Assessment of Drinking Water - Part 2

Found in: News

Water can dissolve many minerals or chemicals and transport microbiological contaminants - refer to Part 1 of this article. Testing of drinking water is common practice in Western Australia, with analytical testing designed to tell you the following:

  • How safe your water is for drinking purposes?
  • The levels of contamination in your drinking water
  • The aesthetic quality of your drinking water.

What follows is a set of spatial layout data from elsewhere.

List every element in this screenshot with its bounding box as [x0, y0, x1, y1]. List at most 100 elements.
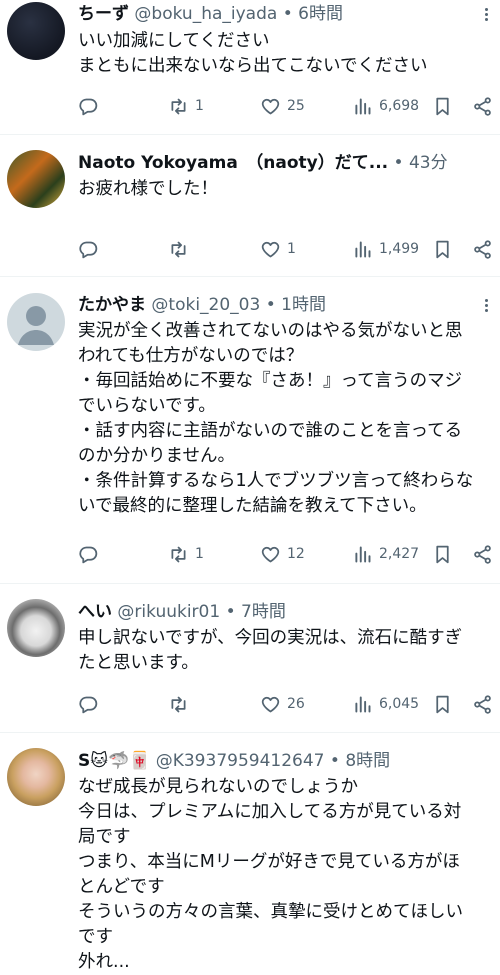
display-name[interactable]: S🐱🦈🀄 — [78, 751, 150, 771]
retweet-icon — [171, 241, 186, 257]
tweet-text-line: 申し訳ないですが、今回の実況は、流石に酷すぎ — [78, 628, 463, 648]
views-count: 6,045 — [379, 696, 420, 712]
bookmark-button[interactable] — [432, 692, 453, 716]
tweet-text: 実況が全く改善されてないのはやる気がないと思 われても仕方がないのでは？ ・毎回… — [78, 319, 494, 519]
separator-dot: • — [282, 4, 293, 24]
avatar[interactable] — [7, 293, 65, 351]
tweet-text-line: なぜ成長が見られないのでしょうか — [78, 777, 358, 797]
timestamp[interactable]: 8時間 — [345, 751, 390, 771]
tweet-text-line: でいらないです。 — [78, 396, 216, 416]
views-icon — [355, 241, 371, 257]
handle[interactable]: @K3937959412647 — [156, 751, 325, 771]
reply-icon — [79, 241, 98, 258]
retweet-icon — [171, 98, 186, 114]
reply-button[interactable] — [78, 542, 105, 566]
separator-dot: • — [265, 295, 276, 315]
more-icon[interactable] — [480, 297, 492, 317]
share-icon — [474, 239, 491, 259]
like-button[interactable]: 1 — [260, 237, 296, 261]
avatar[interactable] — [7, 599, 65, 657]
tweet-text-line: ・話す内容に主語がないので誰のことを言ってる — [78, 421, 463, 441]
views-button[interactable]: 6,698 — [352, 94, 419, 118]
like-button[interactable]: 12 — [260, 542, 305, 566]
display-name[interactable]: へい — [78, 602, 112, 622]
tweet-text: お疲れ様でした！ — [78, 177, 494, 202]
share-button[interactable] — [472, 692, 493, 716]
share-button[interactable] — [472, 542, 493, 566]
tweet-header: へい @rikuukir01 • 7時間 — [78, 599, 490, 625]
handle[interactable]: @toki_20_03 — [151, 295, 260, 315]
reply-icon — [79, 696, 98, 713]
views-button[interactable]: 6,045 — [352, 692, 419, 716]
reply-button[interactable] — [78, 237, 105, 261]
tweet-text: 申し訳ないですが、今回の実況は、流石に酷すぎ たと思います。 — [78, 626, 494, 676]
share-icon — [474, 544, 491, 564]
handle[interactable]: @rikuukir01 — [117, 602, 220, 622]
like-button[interactable]: 25 — [260, 94, 305, 118]
timestamp[interactable]: 43分 — [409, 153, 448, 173]
display-name[interactable]: ちーず — [78, 4, 129, 24]
reply-icon — [79, 546, 98, 563]
share-icon — [474, 96, 491, 116]
retweet-count: 1 — [195, 98, 204, 114]
retweet-button[interactable]: 1 — [168, 94, 204, 118]
bookmark-icon — [436, 240, 449, 258]
timestamp[interactable]: 6時間 — [298, 4, 343, 24]
bookmark-icon — [436, 545, 449, 563]
tweet-text-line: いい加減にしてください — [78, 31, 270, 51]
share-button[interactable] — [472, 94, 493, 118]
avatar[interactable] — [7, 748, 65, 806]
views-button[interactable]: 2,427 — [352, 542, 419, 566]
timestamp[interactable]: 7時間 — [241, 602, 286, 622]
retweet-button[interactable] — [168, 692, 195, 716]
tweet[interactable]: ちーず @boku_ha_iyada • 6時間 いい加減にしてください まとも… — [0, 0, 500, 134]
avatar[interactable] — [7, 150, 65, 208]
bookmark-button[interactable] — [432, 237, 453, 261]
separator-dot: • — [225, 602, 236, 622]
tweet-text-line: たと思います。 — [78, 653, 199, 673]
tweet-text-line: 今日は、プレミアムに加入してる方が見ている対 — [78, 802, 462, 822]
views-button[interactable]: 1,499 — [352, 237, 419, 261]
share-icon — [474, 694, 491, 714]
display-name[interactable]: Naoto Yokoyama （naoty）だて... — [78, 153, 388, 173]
tweet-text-line: お疲れ様でした！ — [78, 179, 218, 199]
tweet-text-line: とんどです — [78, 877, 165, 897]
like-count: 26 — [287, 696, 305, 712]
more-icon[interactable] — [480, 6, 492, 26]
tweet-text-line: ・条件計算するなら1人でブツブツ言って終わらな — [78, 471, 474, 491]
retweet-icon — [171, 696, 186, 712]
views-count: 2,427 — [379, 546, 420, 562]
bookmark-button[interactable] — [432, 94, 453, 118]
tweet-text-line: ・毎回話始めに不要な『さあ！』って言うのマジ — [78, 371, 463, 391]
views-icon — [355, 98, 371, 114]
tweet[interactable]: Naoto Yokoyama （naoty）だて... • 43分 お疲れ様でし… — [0, 135, 500, 276]
like-icon — [261, 696, 280, 712]
tweet[interactable]: S🐱🦈🀄 @K3937959412647 • 8時間 なぜ成長が見られないのでし… — [0, 733, 500, 972]
retweet-button[interactable]: 1 — [168, 542, 204, 566]
tweet-text: いい加減にしてください まともに出来ないなら出てこないでください — [78, 29, 494, 79]
tweet[interactable]: たかやま @toki_20_03 • 1時間 実況が全く改善されてないのはやる気… — [0, 277, 500, 583]
action-bar: 1 1,499 — [78, 237, 498, 261]
tweet-text-line: つまり、本当にMリーグが好きで見ている方がほ — [78, 852, 460, 872]
retweet-button[interactable] — [168, 237, 195, 261]
tweet-text-line: 実況が全く改善されてないのはやる気がないと思 — [78, 321, 463, 341]
tweet[interactable]: へい @rikuukir01 • 7時間 申し訳ないですが、今回の実況は、流石に… — [0, 584, 500, 732]
like-button[interactable]: 26 — [260, 692, 305, 716]
tweet-text: なぜ成長が見られないのでしょうか 今日は、プレミアムに加入してる方が見ている対 … — [78, 775, 494, 975]
tweet-header: たかやま @toki_20_03 • 1時間 — [78, 292, 490, 318]
bookmark-button[interactable] — [432, 542, 453, 566]
reply-button[interactable] — [78, 692, 105, 716]
like-icon — [261, 241, 280, 257]
tweet-text-line: まともに出来ないなら出てこないでください — [78, 56, 428, 76]
share-button[interactable] — [472, 237, 493, 261]
avatar[interactable] — [7, 2, 65, 60]
separator-dot: • — [393, 153, 404, 173]
views-count: 1,499 — [379, 241, 420, 257]
tweet-header: Naoto Yokoyama （naoty）だて... • 43分 — [78, 150, 490, 176]
display-name[interactable]: たかやま — [78, 295, 146, 315]
reply-button[interactable] — [78, 94, 105, 118]
default-avatar-icon — [18, 306, 54, 345]
reply-icon — [79, 98, 98, 115]
handle[interactable]: @boku_ha_iyada — [134, 4, 277, 24]
timestamp[interactable]: 1時間 — [281, 295, 326, 315]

Collection of drinking water samples should be done in a manner that limits the potential for unwanted contaminants during collection and handling of the sample to ensure an accurate representation of drinking water quality.

Sample Bottles:

Collecting a drinking water sample requires the use of a set of appropriately supplied sampling bottles from a nominated NATA accredited laboratory. These pre-rinsed and sterile bottles are used to ensure that no other contaminants have been introduced into the sample. Each of the bottles in a given set will contain various size bottles and preservatives to ensure the correct preservation and sample volume for the nominated drinking water test.

Sample Collection:

Appropriate sample collection means removing contamination potential from the sample point, to ensure an accurate representation of collected sample water. This may include heat treatment of the sample point using a propane lighter to remove microbiological build up at the sample point, and the use of disposable nitrile-free gloves to be worn by the person sampling for the duration of the collection activities. These gloves should be discarded and replaced between sample points.

Sample Storage:

Samples should be stored at required temperatures, as advised by the nominated laboratory. This usually involves storage and transportation of the samples in a cooled esky for delivery. Particular analysis may also require submission of samples within designated timeframes to meet the preservation criteria of a given analysis. In some instances this can be less than 2 days. Ensuring good coordination of sampling and delivery options, particularly in remote areas is crucial in receiving accurate sample results.

Quality Assurance:

For analytical Quality Assurance (QA), a duplicate sample may be collected at one of the sampling points. The Department of Environment Regulation (DER) indicates that a 1:20 ratio for collection of QA samples is appropriate to ensure data can be shown to be reliable and sample collection procedures appropriate.
By undertaking accurate and representative sampling of drinking water, an appropriate assessment of the quality of your drinking water can be defined, and analytical results relied upon.

 
Useful references:

Department of Environment Regulation. 2014. Assessment and management of contaminated sites. Contaminated sites guidelines. December 2014.

Department of Health. 2011. Standard Drinking Water Test. Delivering a Healthy WA. Government of Western Australia, Department of Health, Public Health.